Publicada em 10/06/2017 às 07h56.
O bocejo pode não ser contagioso; entenda
A ideia de que o bocejo é contagioso é mais antiga do que pode pensar, mas não é verdadeira.

© DR

 

É certo que já bocejou depois de ver alguém o fazer, mas é também certo que também já viu alguém bocejar e nada aconteceu. Então, se nem sempre bocejamos quando alguém o faz porque dizemos que é o bocejo é 'contagioso'?


A questão foi colocada por dois cientistas da Universidade de Oxford (Reino Unido) e pela Universidade de Queensland (Austrália) que, pela primeira vez, tentaram encontrar um lado científico nesta teoria.


A ideia que o bocejo é contagioso é mais antiga do que podemos imaginar. Segundo o site Mental Floss, acreditar que bocejamos porque vemos outra pessoa é uma ideia com mais de dois mil anos, mas que, até agora, carecia de base científica, ou seja, de uma prova concreta sobre a sua veracidade.


A teoria cai por terra agora que a ciência põe o dedo no tema. Afinal, dizem os investigadores, copiar o bocejo de outra pessoa é, "no máximo, um ato trivial".


Depois de terem notado que toda a revisão científica sobre o tema carecia, na verdade, de ciência e fatos, os investigadores decidiram dar um passo em frente e analisar simulações feitas por computador e ainda modelos científicos anteriormente testados. Posto isto, desafiaram 79 estudantes a se sentarem em torno de uma mesa enquanto ouviam (através de fones) a música 'Complete Nocturnes' de Chopin. Alguns desses estudantes estavam de olhos vendados.

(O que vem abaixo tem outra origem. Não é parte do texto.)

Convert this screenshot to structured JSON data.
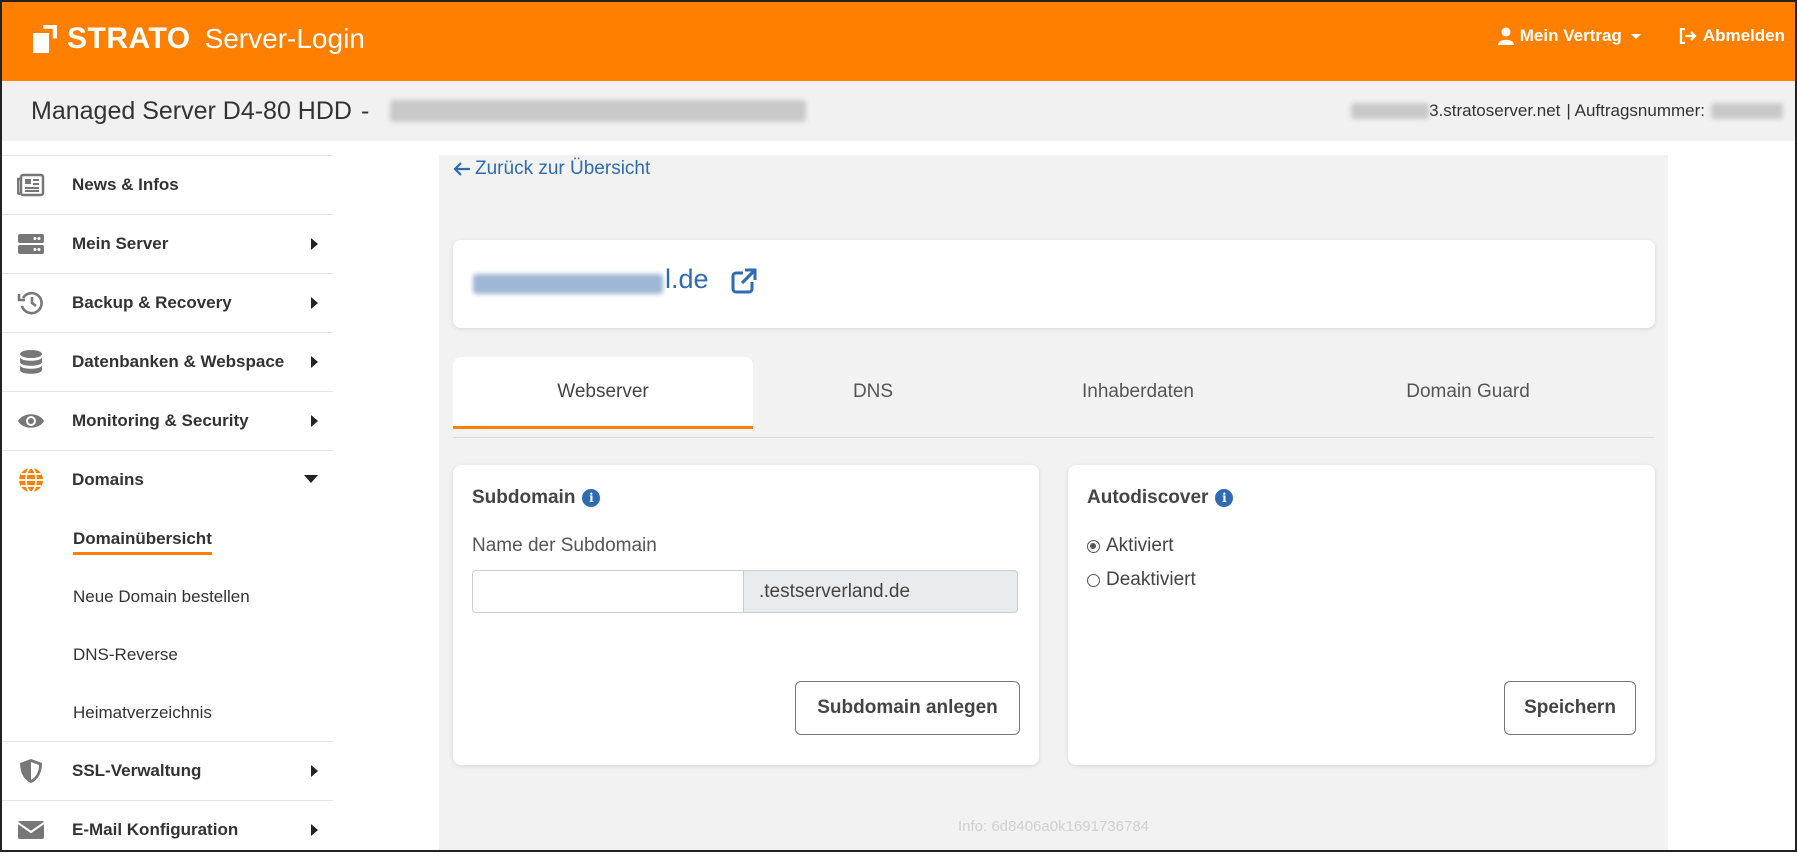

Em média, os participantes produziam dois terços de um bocejo por hora, sendo que o bocejo aumentava com o passar do tempo e tinham tendência a serem mais frequentes à medida que iam vendo uns aos outros. Nesta fase do estudo, tudo indicava que o bocejo era, afinal, contagioso, contudo, para que tal se comprovasse era necessário ter em conta um outro aspecto: o timing.


Assim que analisaram o momento em que cada pessoa bocejava, os cientistas notaram que o bocejo não deu origem a outro num espaço de três minutos desde o primeiro. Ou seja, sempre que um dos participantes da mesa bocejava, os outros não o faziam no espaço de três minutos, o que leva os cientistas a crer que, afinal, o bocejo não é tão contagioso quanto pensamos.


O estudo foi publicado na revista Adaptative Human Behavior and Physiology, mas os próprios investigadores defendem a necessidade de aprofundar o tema e de recorrer a um número maior de voluntários e a cenários diferentes.